Automatically grading Jupyter (IPython) Notebooks for university courses
April 2, 2021

Grading Jupyter Notebooks, manually and automatically

In 30 seconds...

  • Jupyter Notebook is a commonly used tool in computer science and programming teaching. Students can create and share documents that are a combination of Python code and text;
  • But it is still awkward to grade! Most teachers download the notebook, open it in Jupyter, manually review it then submit it back to the LMS;
  • Manually grading does make sense for Notebooks, as many include written text and graphics. In CodeGrade we render and run the code portion of the notebook directly within our interface! Just click on a line and leave feedback;
  • It is also very easy to setup automatic testing: unit testing or easy I/O tests are a great way to assess student’s IPython Notebooks automatically.

Jupyter Notebook, formerly known as IPython Notebook, is a fantastic and very commonly used tool in computer science and programming education. Jupyter Notebooks allow a student to create and share documents that are a combination of Python code and text, which can include equations, visualizations and narrative text. This combination makes it very powerful for the more applied computer science courses like data science, machine learning and computer graphics. 

Teaching with Jupyter Notebooks has become a common practice because of all these advantages. However, grading Jupyter Notebooks (files ending with the `.ipynb` extension) is still very cumbersome. Most teachers simply download the submitted notebook, open it using the Jupyter application, manually review it, and then submit a grade back to the learning management system. A far from practical and scalable solution. In this guide, we will explain how you can more effectively manually grade Jupyter Notebooks using CodeGrade and how you can even set up automatic tests for them too.

Prefer to watch a webinar? All of the techniques mentioned in this blog can also be found in our webinar on Python and Jupyter Notebook autograding.

Manual grading

CodeGrade makes it very easy to automatically grade and run a Jupyter Notebook in our interface, but we will start with a short section discussing grading them manually. The main reason for that is that Jupyter Notebooks are pre-eminently suited for some way of manual grading. 

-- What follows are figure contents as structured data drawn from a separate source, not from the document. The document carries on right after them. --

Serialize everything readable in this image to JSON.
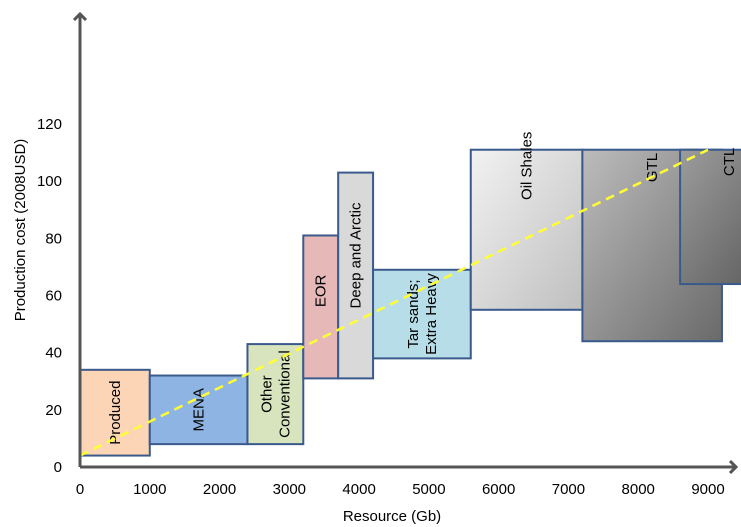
{
  "chart_data": {
    "type": "bar",
    "title": "",
    "xlabel": "Resource (Gb)",
    "ylabel": "Production cost (2008USD)",
    "xlim": [
      0,
      9400
    ],
    "ylim": [
      0,
      132
    ],
    "xticks": [
      0,
      1000,
      2000,
      3000,
      4000,
      5000,
      6000,
      7000,
      8000,
      9000
    ],
    "yticks": [
      0,
      20,
      40,
      60,
      80,
      100,
      120
    ],
    "grid": false,
    "legend": "none",
    "blocks": [
      {
        "label": [
          "Produced"
        ],
        "x0": 0,
        "x1": 1000,
        "y0": 4,
        "y1": 34,
        "fill": "#fbd5b5",
        "rotate": true
      },
      {
        "label": [
          "MENA"
        ],
        "x0": 1000,
        "x1": 2400,
        "y0": 8,
        "y1": 32,
        "fill": "#8eb4e3",
        "rotate": true
      },
      {
        "label": [
          "Other",
          "Conventional"
        ],
        "x0": 2400,
        "x1": 3200,
        "y0": 8,
        "y1": 43,
        "fill": "#d7e4bd",
        "rotate": true
      },
      {
        "label": [
          "EOR"
        ],
        "x0": 3200,
        "x1": 3700,
        "y0": 31,
        "y1": 81,
        "fill": "#e6b9b8",
        "rotate": true
      },
      {
        "label": [
          "Deep and Arctic"
        ],
        "x0": 3700,
        "x1": 4200,
        "y0": 31,
        "y1": 103,
        "fill": "#d9d9d9",
        "rotate": true
      },
      {
        "label": [
          "Tar sands;",
          "Extra Heavy"
        ],
        "x0": 4200,
        "x1": 5600,
        "y0": 38,
        "y1": 69,
        "fill": "#b7dee8",
        "rotate": true
      },
      {
        "label": [
          "Oil Shales"
        ],
        "x0": 5600,
        "x1": 7200,
        "y0": 55,
        "y1": 111,
        "fill": "#c0c0c0",
        "rotate": true
      },
      {
        "label": [
          "GTL"
        ],
        "x0": 7200,
        "x1": 9200,
        "y0": 44,
        "y1": 111,
        "fill": "#8c8c8c",
        "rotate": true
      },
      {
        "label": [
          "CTL"
        ],
        "x0": 8600,
        "x1": 10000,
        "y0": 64,
        "y1": 111,
        "fill": "#6e6e6e",
        "rotate": true
      }
    ],
    "trend_line": {
      "x": [
        0,
        9000
      ],
      "y": [
        4,
        111
      ],
      "color": "#ffff33",
      "style": "dashed"
    }
  }
}
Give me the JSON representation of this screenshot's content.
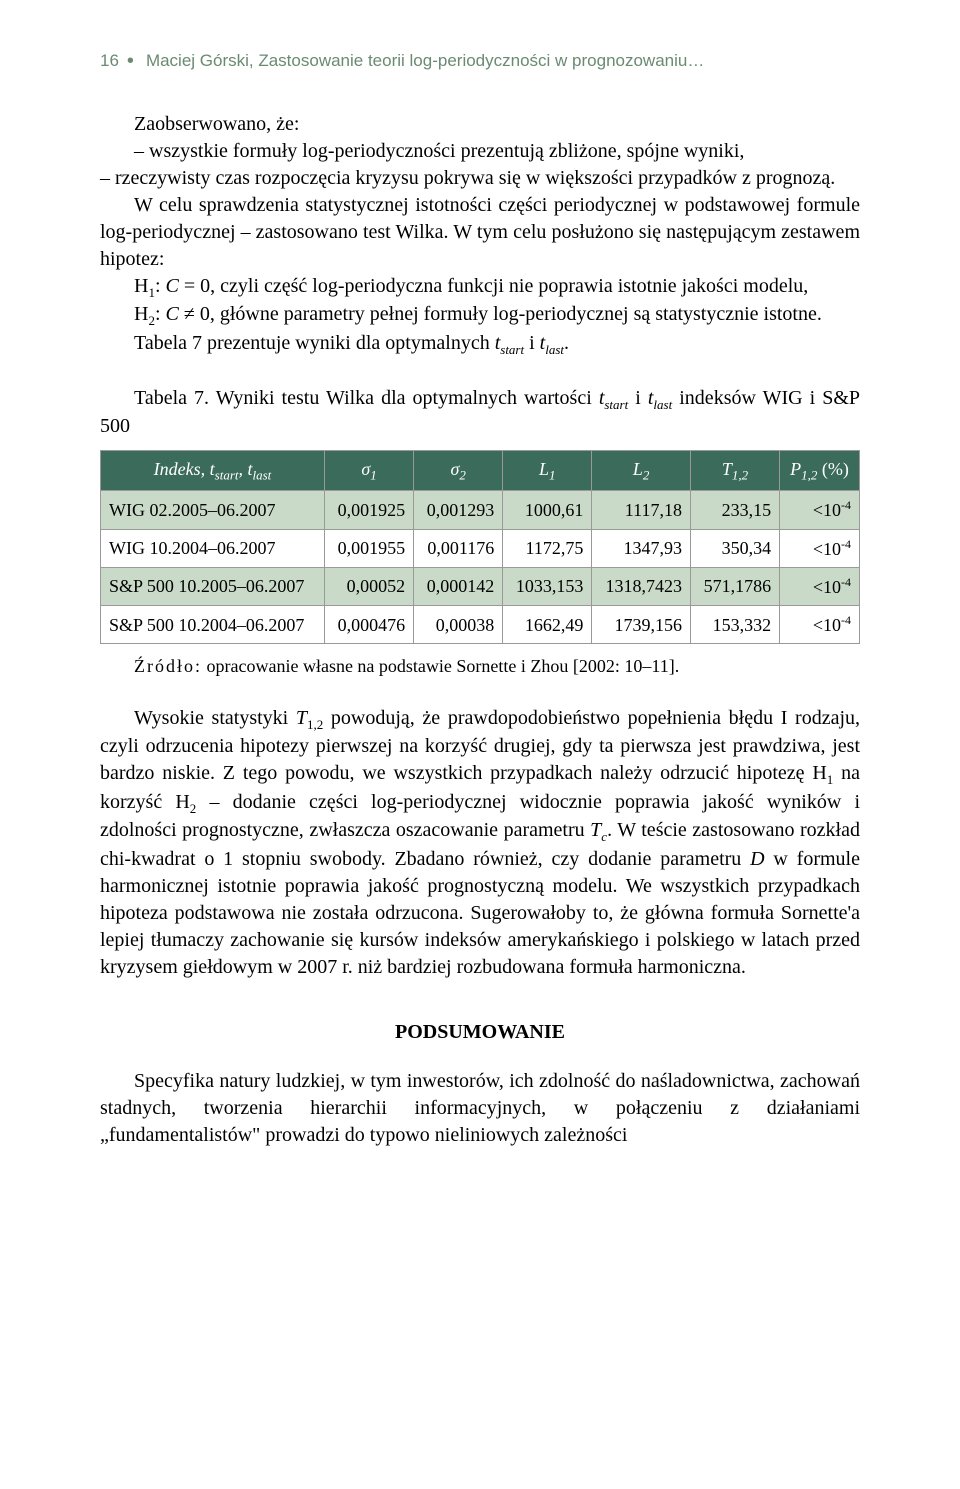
{
  "running_head": {
    "page_number": "16",
    "text": "Maciej Górski, Zastosowanie teorii log-periodyczności w prognozowaniu…",
    "color": "#6a8a71"
  },
  "body": {
    "p1": "Zaobserwowano, że:",
    "b1": "– wszystkie formuły log-periodyczności prezentują zbliżone, spójne wyniki,",
    "b2": "– rzeczywisty czas rozpoczęcia kryzysu pokrywa się w większości przypadków z prognozą.",
    "p2": "W celu sprawdzenia statystycznej istotności części periodycznej w podstawowej formule log-periodycznej – zastosowano test Wilka. W tym celu posłużono się następującym zestawem hipotez:",
    "h1_pre": "H",
    "h1_sub": "1",
    "h1_mid": ": ",
    "h1_C": "C",
    "h1_after": " = 0, czyli część log-periodyczna funkcji nie poprawia istotnie jakości modelu,",
    "h2_pre": "H",
    "h2_sub": "2",
    "h2_mid": ": ",
    "h2_C": "C",
    "h2_after": " ≠ 0, główne parametry pełnej formuły log-periodycznej są statystycznie istotne.",
    "p3_pre": "Tabela 7 prezentuje wyniki dla optymalnych ",
    "p3_t1": "t",
    "p3_s1": "start",
    "p3_and": " i ",
    "p3_t2": "t",
    "p3_s2": "last",
    "p3_end": "."
  },
  "table": {
    "caption_pre": "Tabela 7. Wyniki testu Wilka dla optymalnych wartości ",
    "caption_t1": "t",
    "caption_s1": "start",
    "caption_and": " i ",
    "caption_t2": "t",
    "caption_s2": "last",
    "caption_end": " indeksów WIG i S&P 500",
    "header_bg": "#3b6b5a",
    "header_fg": "#ffffff",
    "band_color": "#c9dbc8",
    "border_color": "#999999",
    "headers": {
      "c0_a": "Indeks, ",
      "c0_t1": "t",
      "c0_s1": "start",
      "c0_sep": ", ",
      "c0_t2": "t",
      "c0_s2": "last",
      "c1": "σ",
      "c1_sub": "1",
      "c2": "σ",
      "c2_sub": "2",
      "c3": "L",
      "c3_sub": "1",
      "c4": "L",
      "c4_sub": "2",
      "c5": "T",
      "c5_sub": "1,2",
      "c6": "P",
      "c6_sub": "1,2",
      "c6_suffix": " (%)"
    },
    "rows": [
      {
        "c0": "WIG 02.2005–06.2007",
        "c1": "0,001925",
        "c2": "0,001293",
        "c3": "1000,61",
        "c4": "1117,18",
        "c5": "233,15",
        "c6_pre": "<10",
        "c6_exp": "-4"
      },
      {
        "c0": "WIG 10.2004–06.2007",
        "c1": "0,001955",
        "c2": "0,001176",
        "c3": "1172,75",
        "c4": "1347,93",
        "c5": "350,34",
        "c6_pre": "<10",
        "c6_exp": "-4"
      },
      {
        "c0": "S&P 500 10.2005–06.2007",
        "c1": "0,00052",
        "c2": "0,000142",
        "c3": "1033,153",
        "c4": "1318,7423",
        "c5": "571,1786",
        "c6_pre": "<10",
        "c6_exp": "-4"
      },
      {
        "c0": "S&P 500 10.2004–06.2007",
        "c1": "0,000476",
        "c2": "0,00038",
        "c3": "1662,49",
        "c4": "1739,156",
        "c5": "153,332",
        "c6_pre": "<10",
        "c6_exp": "-4"
      }
    ],
    "source_label": "Źródło:",
    "source_text": " opracowanie własne na podstawie Sornette i Zhou [2002: 10–11]."
  },
  "after": {
    "p1_a": "Wysokie statystyki ",
    "p1_T": "T",
    "p1_Tsub": "1,2",
    "p1_b": " powodują, że prawdopodobieństwo popełnienia błędu I rodzaju, czyli odrzucenia hipotezy pierwszej na korzyść drugiej, gdy ta pierwsza jest prawdziwa, jest bardzo niskie. Z tego powodu, we wszystkich przypadkach należy odrzucić hipotezę H",
    "p1_H1sub": "1",
    "p1_c": " na korzyść H",
    "p1_H2sub": "2",
    "p1_d": " – dodanie części log-periodycznej widocznie poprawia jakość wyników i zdolności prognostyczne, zwłaszcza oszacowanie parametru ",
    "p1_Tc": "T",
    "p1_Tcsub": "c",
    "p1_e": ". W teście zastosowano rozkład chi-kwadrat o 1 stopniu swobody. Zbadano również, czy dodanie parametru ",
    "p1_D": "D",
    "p1_f": " w formule harmonicznej istotnie poprawia jakość prognostyczną modelu. We wszystkich przypadkach hipoteza podstawowa nie została odrzucona. Sugerowałoby to, że główna formuła Sornette'a lepiej tłumaczy zachowanie się kursów indeksów amerykańskiego i polskiego w latach przed kryzysem giełdowym w 2007 r. niż bardziej rozbudowana formuła harmoniczna."
  },
  "section_head": "PODSUMOWANIE",
  "last": {
    "p": "Specyfika natury ludzkiej, w tym inwestorów, ich zdolność do naśladownictwa, zachowań stadnych, tworzenia hierarchii informacyjnych, w połączeniu z działaniami „fundamentalistów\" prowadzi do typowo nieliniowych zależności"
  }
}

Jupyter Notebooks are most often chosen by instructors because they very intuitively combine written reports and code, which can interact and add to each other in a notebook. Moreover, the types of courses Jupyter Notebooks are most commonly used for result in predominantly graphs, visualizations and other graphics. The code part of notebooks is very effectively graded manually, but written text and graphics are often chosen to be graded manually.

CodeGrade makes this intuitive and highly efficient for you, as it renders and runs the Jupyter Notebook directly within our interface in your browser. This makes grading it manually extremely easy: just as you have come to expect from CodeGrade, you can simply click on any line in the notebook to leave feedback to the students. All of CodeGrade’s efficiency- and feedback-enhancing tools, think feedback snippets, rubrics and grading management, are also available for Jupyter Notebooks. This is all available as a plugin to your learning management system (LMS) too, like Canvas, Blackboard and Open edX. You can read an article here where we discuss Jupyter Notebooks in Brightspace.

Automatically running a Jupyter Notebook

When grading a Jupyter Notebook manually, it is a good practice to first run the notebook. CodeGrade can do this automatically.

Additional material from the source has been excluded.